Saturday, March 03, 2007

 

The Little Bookshop That Could

We woke up early this morning to bright sun and lots of snowplows pushing around the white stuff, so we ventured one town over to a winter madness library booksale. Ryan and I were two of the five people waiting when the sale opened at nine. Hardcovers were two dollars each, which seemed expensive, but then I realized that all softcovers were four dollars a bag and children's books were twenty-five cents each. So, the scoop: spent around a hundred bucks for five cartons and tote bags of books. Not bad. No extraordinary books, just good general stock. The librarian, like many others around here, has started selling "better" books online herself, rather than stick everything into the book sale. Sigh. Gone are the days when I could find a pristine first edition in jacket of Death of a Salesman for a dollar at a library sale (resold for a heck of a lot more than that)? Maybe. This of course makes me sad, but I understand that libraries need money for books themselves, so it's a good cause. But, so is the cause of me and The Little Bookshop That Could. Someday soon I'll write here about the amazing books I've found at library sales - I don't know if those finds were just dumb luck (right place at the right time) or the payoff for educating myself about first editions and scarce books. Probably both. Anyway, for now, I'm off to clean and sort and price and shelve the, you know, books. I think I can, I think I can...

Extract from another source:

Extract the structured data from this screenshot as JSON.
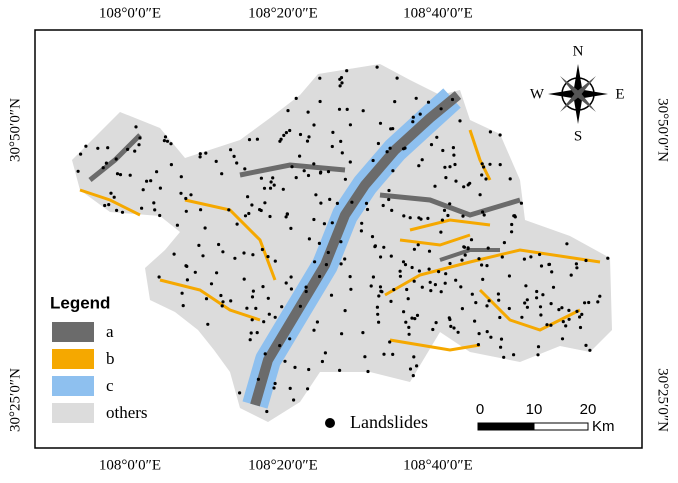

A note for Dan - at the sale this morning I found another Angela Thirkell hardcover, The Brandons. (Knopf first edition, 1939, no jacket). I haven't started reading her yet, but now it's official, I'm stockpiling.

Comments:
Pretty soon you'll hit the critical mass and have to start reading Thirkell. The Brandons is not a bad place to start- early enough in the series but after she hit her stride. Of course, you may hate the books; I enjoy Harry Potter so my Christopher Morley creds may be in question.

Dan
 
Oh, not at all, Dan - I didn't say the Harry Potter books weren't great reading, I merely said I hadn't read them. My loss! My older sister and niece LOVE them, as do many other readers I trust.

I look forward to Thirkell...

I remember recommending one of my favorite books to a friend recently, and he HATED it. I was mortified, and I couldn't believe he didn't like it. Sometimes I forget that readers come from often completely different contexts, hence what they (we) respond to will naturally be different. Even though some authors are considered great by general concensus. Taste sure is tricky.